Trees Analysis Flashcards
A benefit of a TREE analysis is its visual outcome.
TRUE. This is one of the main reasons of TREES being so widely used.
The benefit of TREES is much clearer when there is not a single causation model for the whole population of interest
TRUE. A TREE can handle complexity in causation in a flexible way.
OVERFITTING is about the risk of a poor “generalization” of our results in new samples
TRUE. This is a way of saying that, if we let the algorithm to “overfit“ we take the risk of getting good results in the training sample and not that good in new samples.
If you increase the minimum number of cases in a parent node to be divided or in a child node, you take a higher risk of overfitting
FALSE. By increasing the minimum of cases needed, we avoid splitting small nodes into even smaller nodes so we limit the flexibility of the tree looking for a better generalization of results
The GAIN of a node in a tree measures the % of “hits” in the node compared to % of “hits” in the whole sample
TRUE. This is the exact definition
CHAID, CRT, TWO-STEP and PCA are all different types of TREES algorithms
FALSE. TWO-STEP is a clustering algorithm and PCA is about factor analysis.
In a CREDIT DEFAULT RISK exercise, a false positive is much more expensive than a false negative
FALSE. A false positive means to reject a credit but a false negative means to give credit to a risky customer
If we predict a YES/NO target using a TREE, the main output we will get in terms of prediction is directly a YES/NO
FALSE. When we use a TREE to predict a YES (Vs NO) target, we will get a “propension” to “YES”, a kind of numerical score that we will later transform into a YES/NO according to a give threshold. Modeler is able to generate this YES/NO automatically (apart from the score) but we have to control the cutoff value as analysists.
An Chi – Squared is used by CHAID tree algorithm to select the best predictors
TRUE. The name itself means Chi-Suqared Automated Interaction Detection. In effect, it uses Chi-Square TEST in order to select the best predictor at each split
TREES can be used to predict a CATEGORICAL variable with more than two categories
TRUE, there is no restriction in the number of categories
We normally have to hold out a part of our dataset / sample to validate our TREES
TRUE. We try to avoid the algorithm to “memorize” the sample of analysis (OVERFITTING) so we test the accuracy of our TREE in a holdout sample (not used to train the model)

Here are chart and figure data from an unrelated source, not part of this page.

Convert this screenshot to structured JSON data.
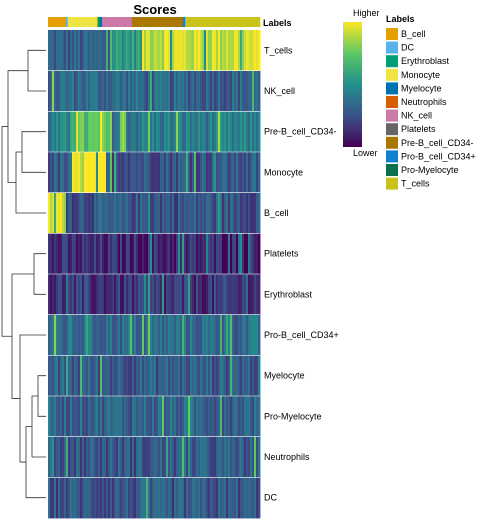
{
  "chart_data": {
    "type": "heatmap",
    "title": "Scores",
    "annotation_title": "Labels",
    "rows": [
      "T_cells",
      "NK_cell",
      "Pre-B_cell_CD34-",
      "Monocyte",
      "B_cell",
      "Platelets",
      "Erythroblast",
      "Pro-B_cell_CD34+",
      "Myelocyte",
      "Pro-Myelocyte",
      "Neutrophils",
      "DC"
    ],
    "column_groups": [
      {
        "label": "B_cell",
        "fraction": 0.085,
        "color": "#E69F00"
      },
      {
        "label": "DC",
        "fraction": 0.008,
        "color": "#56B4E9"
      },
      {
        "label": "Monocyte",
        "fraction": 0.14,
        "color": "#F0E442"
      },
      {
        "label": "Erythroblast",
        "fraction": 0.01,
        "color": "#009E73"
      },
      {
        "label": "Myelocyte",
        "fraction": 0.012,
        "color": "#0072B2"
      },
      {
        "label": "NK_cell",
        "fraction": 0.14,
        "color": "#CC79A7"
      },
      {
        "label": "Pre-B_cell_CD34-",
        "fraction": 0.24,
        "color": "#AA7700"
      },
      {
        "label": "Pro-B_cell_CD34+",
        "fraction": 0.012,
        "color": "#0F7FD0"
      },
      {
        "label": "T_cells",
        "fraction": 0.353,
        "color": "#CCC31A"
      }
    ],
    "high_blocks": [
      {
        "row": "T_cells",
        "from": 0.44,
        "to": 1.0,
        "level": 0.93
      },
      {
        "row": "T_cells",
        "from": 0.3,
        "to": 0.44,
        "level": 0.55
      },
      {
        "row": "NK_cell",
        "from": 0.0,
        "to": 0.44,
        "level": 0.35
      },
      {
        "row": "Pre-B_cell_CD34-",
        "from": 0.1,
        "to": 0.3,
        "level": 0.7
      },
      {
        "row": "Monocyte",
        "from": 0.11,
        "to": 0.27,
        "level": 0.95
      },
      {
        "row": "B_cell",
        "from": 0.0,
        "to": 0.085,
        "level": 0.95
      }
    ],
    "row_base_levels": [
      0.3,
      0.32,
      0.42,
      0.28,
      0.27,
      0.12,
      0.15,
      0.35,
      0.3,
      0.33,
      0.28,
      0.27
    ],
    "legend": {
      "title": "Labels",
      "items": [
        "B_cell",
        "DC",
        "Erythroblast",
        "Monocyte",
        "Myelocyte",
        "Neutrophils",
        "NK_cell",
        "Platelets",
        "Pre-B_cell_CD34-",
        "Pro-B_cell_CD34+",
        "Pro-Myelocyte",
        "T_cells"
      ],
      "colors": [
        "#E69F00",
        "#56B4E9",
        "#009E73",
        "#F0E442",
        "#0072B2",
        "#D55E00",
        "#CC79A7",
        "#666666",
        "#AA7700",
        "#0F7FD0",
        "#0B6E4F",
        "#CCC31A"
      ]
    },
    "colorbar": {
      "high_label": "Higher",
      "low_label": "Lower",
      "colors": [
        "#FDE725",
        "#5DC863",
        "#21908C",
        "#3B528B",
        "#440154"
      ]
    },
    "dendrogram": true
  }
}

We should put a lot of work in pre- selecting the main predictors (as explanatory candidate variables) before launching a TREE analysis.
FALSE. A TREE algorithm has the ability of selecting the best predictors among a long list of candidates. This is, in fact, one of the advantages of this type of algorithm.
TREES are part of the algorithm’s family called “RULE INDUCTION models”
TRUE. That name comes from the idea that these models derive a set of rules that describe distinct segments within the data in relation to the target. The model’s output shows the reasoning for each rule and can therefore be used to understand the decision-making process that drives a particular outcome.
TREES is a kind of “classification” analysis
TRUE. It is used to predict CATEGORICAL targets.
CRT is a bit different to other TREES algorithms because it can be used to predict SCALE targets.
TRUE. In fact, the name CRT comes from Classification & Regression TREE. The word “regression” (Vs Classification) means that it can be used to predict scale variables
TREES analysis can also be understood as a type of CLUSTER algorithm because, at the end, it could be used to find similar groups according to the values of a set of variables.
FALSE. A TREE does not find similar groups according to a set of variables. The segments identified by a TREE (NODES) consist in groups of customers that have similar propension in relation to A TARGET VARIABLE. In this sense, the groups are CONDITIONED to the target variable; we use this target variable as SUPERVISOR for the result.